The money trail: The bill does not authorize or appropriate any federal funds. It would impose a new labor cost mandate on private employers by raising the overtime multiplier. The Congressional Budget Office would estimate the budgetary effects if the bill progressed, but at this stage there is no fiscal note. The mechanism is a regulatory mandate on employers, not a government spending program. Therefore there is no direct funding stream for any company. The economic impact would flow entirely through increased labor costs for companies employing hourly workers who work overtime.

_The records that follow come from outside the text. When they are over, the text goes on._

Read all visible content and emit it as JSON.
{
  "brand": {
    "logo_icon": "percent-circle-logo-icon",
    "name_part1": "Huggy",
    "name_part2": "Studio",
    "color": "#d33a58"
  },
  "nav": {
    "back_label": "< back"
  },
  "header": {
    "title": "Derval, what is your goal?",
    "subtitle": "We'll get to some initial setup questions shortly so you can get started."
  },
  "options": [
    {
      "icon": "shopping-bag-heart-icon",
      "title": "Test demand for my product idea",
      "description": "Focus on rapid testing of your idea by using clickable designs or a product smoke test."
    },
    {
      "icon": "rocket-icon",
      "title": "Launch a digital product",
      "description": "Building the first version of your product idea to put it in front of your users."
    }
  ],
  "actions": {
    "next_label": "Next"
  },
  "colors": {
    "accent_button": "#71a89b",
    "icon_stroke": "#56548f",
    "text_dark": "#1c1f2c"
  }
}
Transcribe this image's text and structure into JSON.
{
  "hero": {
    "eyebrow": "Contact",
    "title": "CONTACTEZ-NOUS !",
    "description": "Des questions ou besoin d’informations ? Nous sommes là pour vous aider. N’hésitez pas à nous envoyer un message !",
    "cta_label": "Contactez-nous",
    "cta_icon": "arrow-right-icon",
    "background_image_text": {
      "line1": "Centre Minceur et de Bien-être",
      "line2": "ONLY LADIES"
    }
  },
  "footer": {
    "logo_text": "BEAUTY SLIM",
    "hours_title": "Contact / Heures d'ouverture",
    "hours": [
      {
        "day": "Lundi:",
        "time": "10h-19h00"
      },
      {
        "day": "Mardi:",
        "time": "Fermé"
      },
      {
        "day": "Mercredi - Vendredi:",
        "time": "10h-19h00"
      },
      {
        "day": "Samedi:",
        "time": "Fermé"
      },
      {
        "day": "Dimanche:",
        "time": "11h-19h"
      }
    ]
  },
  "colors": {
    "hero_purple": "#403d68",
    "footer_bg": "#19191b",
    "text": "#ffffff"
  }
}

Structural winners and losers with tickers: At this early stage, no specific tickers can be confidently linked to the bill's mechanism. The causal chain is too distant: the bill has not been marked up, has no CBO score, and faces long odds in the Republican-controlled House. Even if it advanced, the impact would be broad-based across all industries employing hourly workers (retail, hospitality, manufacturing) rather than concentrated on specific publicly traded companies. Pure-play companies in overtime-heavy sectors would be affected, but the directional confidence is below the 0.65 gate due to the bill being at the earliest procedural stage.
Timeline: The bill must clear the Education and Workforce Committee, then pass the full House (unlikely given Republican control), then the Senate, then be signed by the President. No further actions are scheduled. The next key milestone would be a committee hearing or markup, which has not been announced.